Used to be, stocks fell into one of only three categories: small, medium, and large. Today, analysts refer to companies (from smallest to biggest) as:

  • Micro cap—$50–300 million
  • Small cap—$300 million–$2 billion
  • Mid cap—$2 billion–$10 billion
  • Large cap—$10 billion to $200 billion
  • Mega cap—$200 billion and up

The size categories continue to evolve over time. In the early 1980s, Investopedia notes, if a company had a market capitalization of $1 billion, it would have been considered large; today it’s counted as a small cap.

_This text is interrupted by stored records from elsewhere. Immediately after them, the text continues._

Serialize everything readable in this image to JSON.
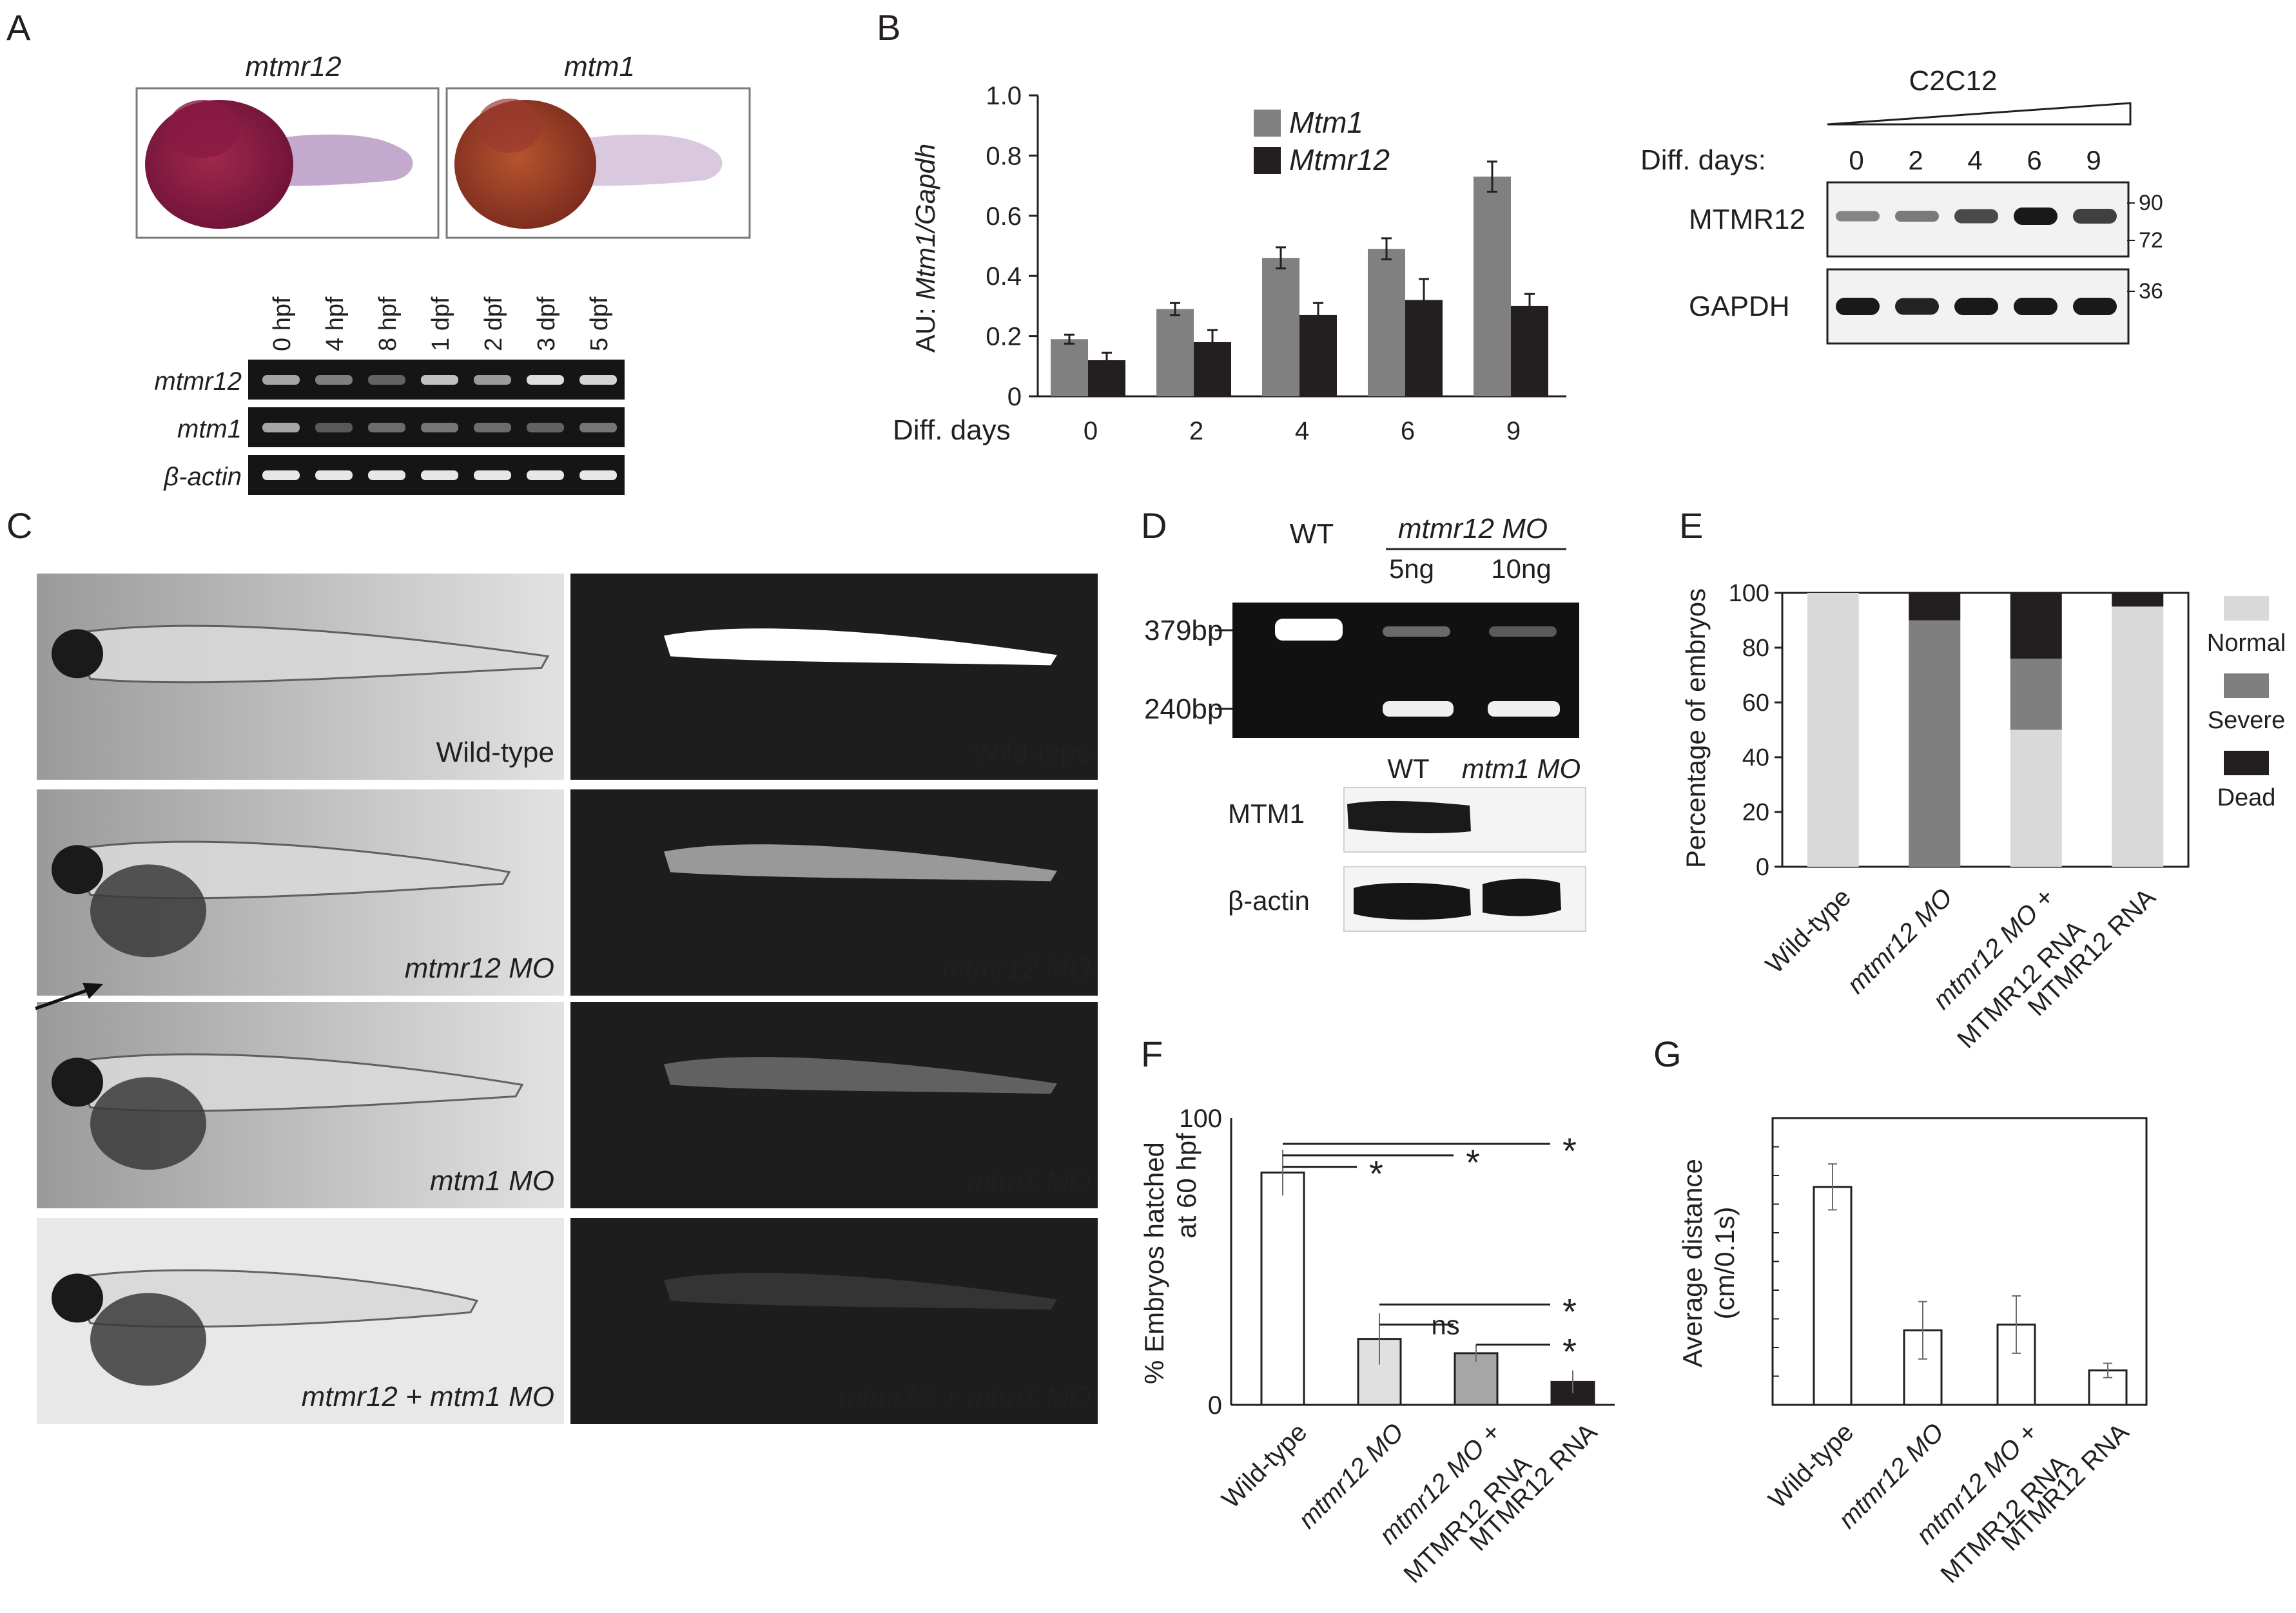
{
  "panels": {
    "A": {
      "letter": "A",
      "images": [
        {
          "label": "mtmr12"
        },
        {
          "label": "mtm1"
        }
      ],
      "gel": {
        "lanes": [
          "0 hpf",
          "4 hpf",
          "8 hpf",
          "1 dpf",
          "2 dpf",
          "3 dpf",
          "5 dpf"
        ],
        "rows": [
          {
            "label": "mtmr12",
            "intensity": [
              0.55,
              0.35,
              0.2,
              0.7,
              0.5,
              0.85,
              0.8
            ]
          },
          {
            "label": "mtm1",
            "intensity": [
              0.55,
              0.15,
              0.25,
              0.3,
              0.25,
              0.2,
              0.3
            ]
          },
          {
            "label": "β-actin",
            "intensity": [
              0.9,
              0.9,
              0.9,
              0.9,
              0.9,
              0.9,
              0.9
            ]
          }
        ]
      }
    },
    "B": {
      "letter": "B",
      "blot": {
        "title": "C2C12",
        "days_label": "Diff. days:",
        "days": [
          "0",
          "2",
          "4",
          "6",
          "9"
        ],
        "rows": [
          {
            "label": "MTMR12",
            "intensity": [
              0.4,
              0.45,
              0.7,
              0.95,
              0.75
            ]
          },
          {
            "label": "GAPDH",
            "intensity": [
              0.95,
              0.9,
              0.95,
              0.95,
              0.95
            ]
          }
        ],
        "markers": [
          "90",
          "72",
          "36"
        ]
      }
    },
    "C": {
      "letter": "C",
      "rows": [
        {
          "label": "Wild-type",
          "glow": 1.0
        },
        {
          "label": "mtmr12 MO",
          "glow": 0.55
        },
        {
          "label": "mtm1 MO",
          "glow": 0.3
        },
        {
          "label": "mtmr12 + mtm1 MO",
          "glow": 0.1
        }
      ]
    },
    "D": {
      "letter": "D",
      "gel_headers": {
        "wt": "WT",
        "mo": "mtmr12 MO",
        "doses": [
          "5ng",
          "10ng"
        ]
      },
      "bands": [
        "379bp",
        "240bp"
      ],
      "blot_headers": {
        "wt": "WT",
        "mo": "mtm1 MO"
      },
      "blot_rows": [
        "MTM1",
        "β-actin"
      ]
    },
    "E": {
      "letter": "E"
    },
    "F": {
      "letter": "F"
    },
    "G": {
      "letter": "G"
    }
  },
  "chart_data": [
    {
      "id": "B",
      "type": "bar",
      "ylabel_prefix": "AU: ",
      "ylabel_italic": "Mtm1/Gapdh",
      "xlabel": "Diff. days",
      "categories": [
        "0",
        "2",
        "4",
        "6",
        "9"
      ],
      "ylim": [
        0,
        1.0
      ],
      "yticks": [
        "0",
        "0.2",
        "0.4",
        "0.6",
        "0.8",
        "1.0"
      ],
      "legend_position": "top-center",
      "series": [
        {
          "name": "Mtm1",
          "color": "#808080",
          "values": [
            0.19,
            0.29,
            0.46,
            0.49,
            0.73
          ],
          "errors": [
            0.015,
            0.02,
            0.035,
            0.035,
            0.05
          ]
        },
        {
          "name": "Mtmr12",
          "color": "#231f20",
          "values": [
            0.12,
            0.18,
            0.27,
            0.32,
            0.3
          ],
          "errors": [
            0.025,
            0.04,
            0.04,
            0.07,
            0.04
          ]
        }
      ]
    },
    {
      "id": "E",
      "type": "bar",
      "stacked": true,
      "ylabel": "Percentage of embryos",
      "ylim": [
        0,
        100
      ],
      "yticks": [
        "0",
        "20",
        "40",
        "60",
        "80",
        "100"
      ],
      "categories": [
        "Wild-type",
        "mtmr12 MO",
        "mtmr12 MO +|MTMR12 RNA",
        "MTMR12 RNA"
      ],
      "legend_position": "right",
      "series": [
        {
          "name": "Normal",
          "color": "#d9d9d9",
          "values": [
            100,
            0,
            50,
            95
          ]
        },
        {
          "name": "Severe",
          "color": "#7f7f7f",
          "values": [
            0,
            90,
            26,
            0
          ]
        },
        {
          "name": "Dead",
          "color": "#231f20",
          "values": [
            0,
            10,
            24,
            5
          ]
        }
      ]
    },
    {
      "id": "F",
      "type": "bar",
      "ylabel": "% Embryos hatched",
      "ylabel2": "at 60 hpf",
      "ylim": [
        0,
        100
      ],
      "yticks": [
        "0",
        "100"
      ],
      "categories": [
        "Wild-type",
        "mtmr12 MO",
        "mtmr12 MO +|MTMR12 RNA",
        "MTMR12 RNA"
      ],
      "values": [
        81,
        23,
        18,
        8
      ],
      "errors": [
        8,
        9,
        3,
        4
      ],
      "colors": [
        "#ffffff",
        "#e0e0e0",
        "#a6a6a6",
        "#231f20"
      ],
      "annotations": [
        {
          "from": 0,
          "to": 1,
          "level": 83,
          "label": "*"
        },
        {
          "from": 0,
          "to": 2,
          "level": 87,
          "label": "*"
        },
        {
          "from": 0,
          "to": 3,
          "level": 91,
          "label": "*"
        },
        {
          "from": 1,
          "to": 3,
          "level": 35,
          "label": "*"
        },
        {
          "from": 1,
          "to": 2,
          "level": 28,
          "label": "ns"
        },
        {
          "from": 2,
          "to": 3,
          "level": 21,
          "label": "*"
        }
      ]
    },
    {
      "id": "G",
      "type": "bar",
      "ylabel": "Average distance",
      "ylabel2": "(cm/0.1s)",
      "ylim": [
        0,
        1
      ],
      "categories": [
        "Wild-type",
        "mtmr12 MO",
        "mtmr12 MO +|MTMR12 RNA",
        "MTMR12 RNA"
      ],
      "values": [
        0.76,
        0.26,
        0.28,
        0.12
      ],
      "errors": [
        0.08,
        0.1,
        0.1,
        0.025
      ],
      "colors": [
        "#ffffff",
        "#ffffff",
        "#ffffff",
        "#ffffff"
      ]
    }
  ]
}
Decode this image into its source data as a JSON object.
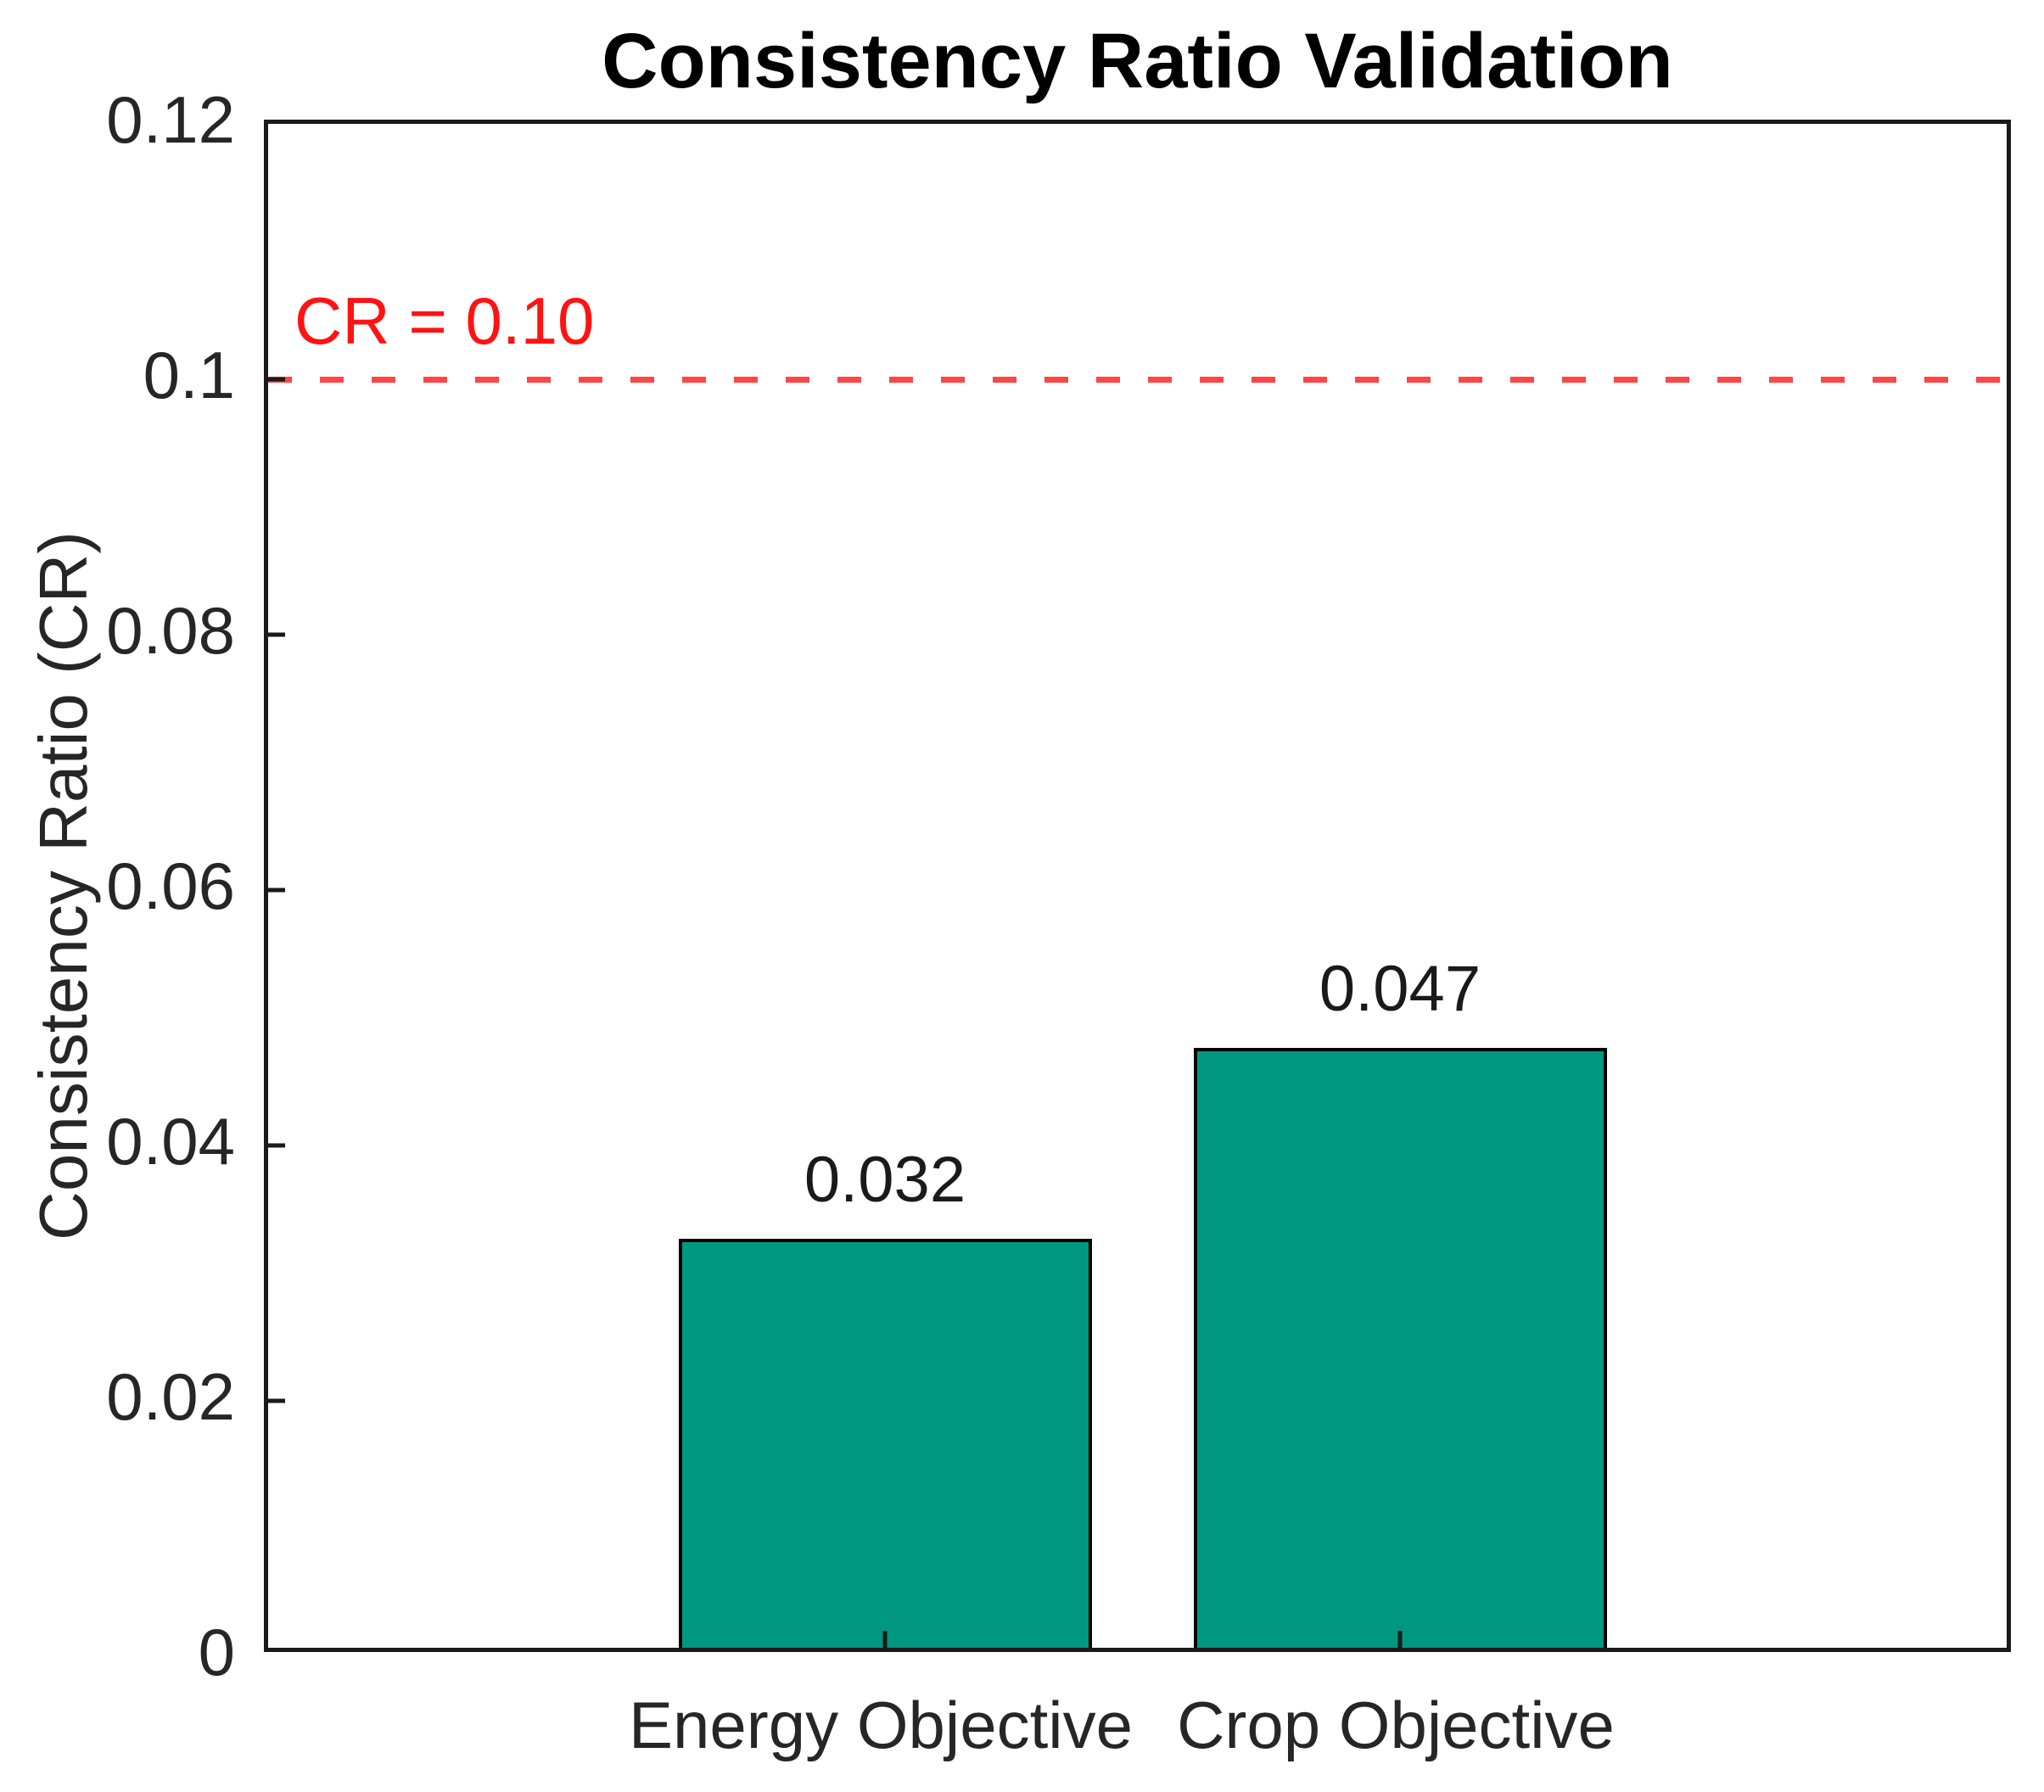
{
  "chart_data": {
    "type": "bar",
    "title": "Consistency Ratio Validation",
    "ylabel": "Consistency Ratio (CR)",
    "xlabel": "",
    "categories": [
      "Energy Objective",
      "Crop Objective"
    ],
    "values": [
      0.032,
      0.047
    ],
    "bar_value_labels": [
      "0.032",
      "0.047"
    ],
    "ylim": [
      0,
      0.12
    ],
    "yticks": [
      0,
      0.02,
      0.04,
      0.06,
      0.08,
      0.1,
      0.12
    ],
    "ytick_labels": [
      "0",
      "0.02",
      "0.04",
      "0.06",
      "0.08",
      "0.1",
      "0.12"
    ],
    "grid": false,
    "legend": null,
    "threshold_line": {
      "value": 0.1,
      "label": "CR = 0.10",
      "style": "dashed"
    },
    "colors": {
      "bar_fill": "#009780",
      "bar_edge": "#000000",
      "threshold_line": "#ff4545",
      "threshold_label": "#ff1212",
      "axis": "#1a1a1a",
      "tick_text": "#262626",
      "title_text": "#000000"
    }
  }
}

While reminding investors that past performance is no guarantee of future results, the past performance of midcap stocks deserves our attention, says Sheaff Brock Director Jim Murphy. Why?

Midcaps have outperformed both their smaller and bigger cousins, and with less risk.¹ Yet, Murphy explained to our SheaffBriefs editor, only a little over half of midcap stocks are represented today in exchange-traded funds (ETFs) and mutual funds—which hold 25% of the overall world capitalization.

Murphy considers midcaps as having potential to deliver a “one-two punch.” What does he mean by that? Midcaps have:

  1. Potential for growth and nimbleness of small caps
  2. The ease of access to capital (plus the mature management teams) of large caps

Have those factors proven advantageous over time? Looking at the twenty-year timeframe from 1995 to 2015, we can see, as Murphy points out:

  • Midcaps outperformed both large and small caps¹
  • Midcaps had a better risk-adjusted return than large and small caps (measured using the Sharpe Ratio to divide average return by standard deviation)²

Should our new U.S. administration’s policies result in rising interest rates, inflation, and a stronger U.S. dollar, Murphy notes, midcaps could be ideally positioned to benefit.

  • Historically higher interest rates have tended to hurt small cap stocks hardest
  • Large caps tend to be multi-national and may be hurt most by a strengthening dollar (midcaps are largely domestic, with more options to obtain funding)

Sharing the advantages of both larger and smaller stocks, midcaps may be poised to deliver a true one-two punch!

¹ Performance Return; FTSE Russell: last 10 years’ performance ending Dec 2016, Russell 2000 Small Cap Index, Russell Mid Cap Index, and Russell Mega Cap Index.
² Sharpe Ratio; Morningstar: last 10 years ending Dec 2016, Russell 2000 Small Cap, Russell Mid Cap Index, and Russell Mega Cap Index.